Happy Friday! Casey Wyatt here.
One of the best decisions I ever made was to be brave and attend a writer’s group meeting at my local library. That one small act of courage (okay, maybe big act of courage) led to an even more important, life changing decision – joining my local chapter of the RWA.
Up until that time, my writer’s journey had been riddled with fits and starts. I even stopped writing at one point, largely because I couldn’t seem to finish anything (see my post – Finish What You Start ). Sad to say, it was several years before I completed what eventually became Ascension. My characters weren’t about to let me go so easily. They lurked in the back of my mind, affecting my sleep and making me feel guilty!

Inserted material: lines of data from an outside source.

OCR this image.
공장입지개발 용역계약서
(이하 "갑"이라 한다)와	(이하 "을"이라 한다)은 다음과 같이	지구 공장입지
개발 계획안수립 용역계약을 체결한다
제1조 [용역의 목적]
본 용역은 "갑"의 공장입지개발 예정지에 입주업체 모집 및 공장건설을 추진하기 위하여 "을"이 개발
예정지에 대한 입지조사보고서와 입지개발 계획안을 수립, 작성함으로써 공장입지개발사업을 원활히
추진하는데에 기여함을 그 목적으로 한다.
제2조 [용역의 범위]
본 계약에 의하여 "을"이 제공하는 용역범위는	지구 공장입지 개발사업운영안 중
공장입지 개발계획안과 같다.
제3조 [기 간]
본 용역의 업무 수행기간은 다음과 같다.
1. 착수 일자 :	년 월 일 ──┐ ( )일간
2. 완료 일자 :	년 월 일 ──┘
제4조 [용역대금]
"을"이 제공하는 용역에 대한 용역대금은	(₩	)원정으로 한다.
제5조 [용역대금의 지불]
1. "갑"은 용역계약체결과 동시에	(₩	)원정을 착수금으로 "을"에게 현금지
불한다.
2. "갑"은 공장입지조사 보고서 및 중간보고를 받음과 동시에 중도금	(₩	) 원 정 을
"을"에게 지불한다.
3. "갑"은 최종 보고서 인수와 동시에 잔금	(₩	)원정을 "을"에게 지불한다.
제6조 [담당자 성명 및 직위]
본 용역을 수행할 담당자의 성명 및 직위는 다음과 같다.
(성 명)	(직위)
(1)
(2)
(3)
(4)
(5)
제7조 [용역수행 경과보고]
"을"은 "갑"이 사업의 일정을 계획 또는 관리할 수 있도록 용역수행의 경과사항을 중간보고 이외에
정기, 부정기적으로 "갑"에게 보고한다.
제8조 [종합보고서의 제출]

Tormented about what to do, I began surfing around the web and found Kelley Armstrong’s Otherworld Forums and the writer’s board. There, I found the outline methodology that finally broke me out of my funk. I plotted, wrote and finished my book. I was so excited. For the first time in years, I actually slept better.
Then, came the hard part. I knew that if I wanted to pursue publication, I had to let someone read my book. Gasp!
Doubt, fear, panic all ran through me. And a boat load of what ifs: What if it’s awful? What if my chosen reader doesn’t tell me the truth? Will I end up like all those poor deluded American Idol wannabes (“but my Mom says I’m awesome”).
I asked one of my good friends, someone I knew who would be honest with me, to read my baby (and I’m forever grateful to her!). Once I got over that initial hurdle, I took a flying leap off the cliff and went to a meeting where I didn’t know anyone. After that, I was doling out my book like cards at a poker table. The other great benefit — I met my fabulous critique partners there.
And by fabulous, they tell me the hard truth, they encourage me to challenge myself, they praise when deserved and we all keep each other going. And when you join an organization like the RWA and your local chapter (did I mention CT RWA is awesome), you aren’t on your own anymore. Everyone understands what you’re going through and you can benefit from the wisdom of both published and unpublished authors alike.
Let’s face it, when we write, it’s a lone act. But you don’t have to be alone on your writing journey. Join a group, find trusted readers and get yourself out there. You never know who you will meet!
Tell me – what was the kick in the pants that got you serious about your writing? And if you haven’t joined a group, what is holding you back?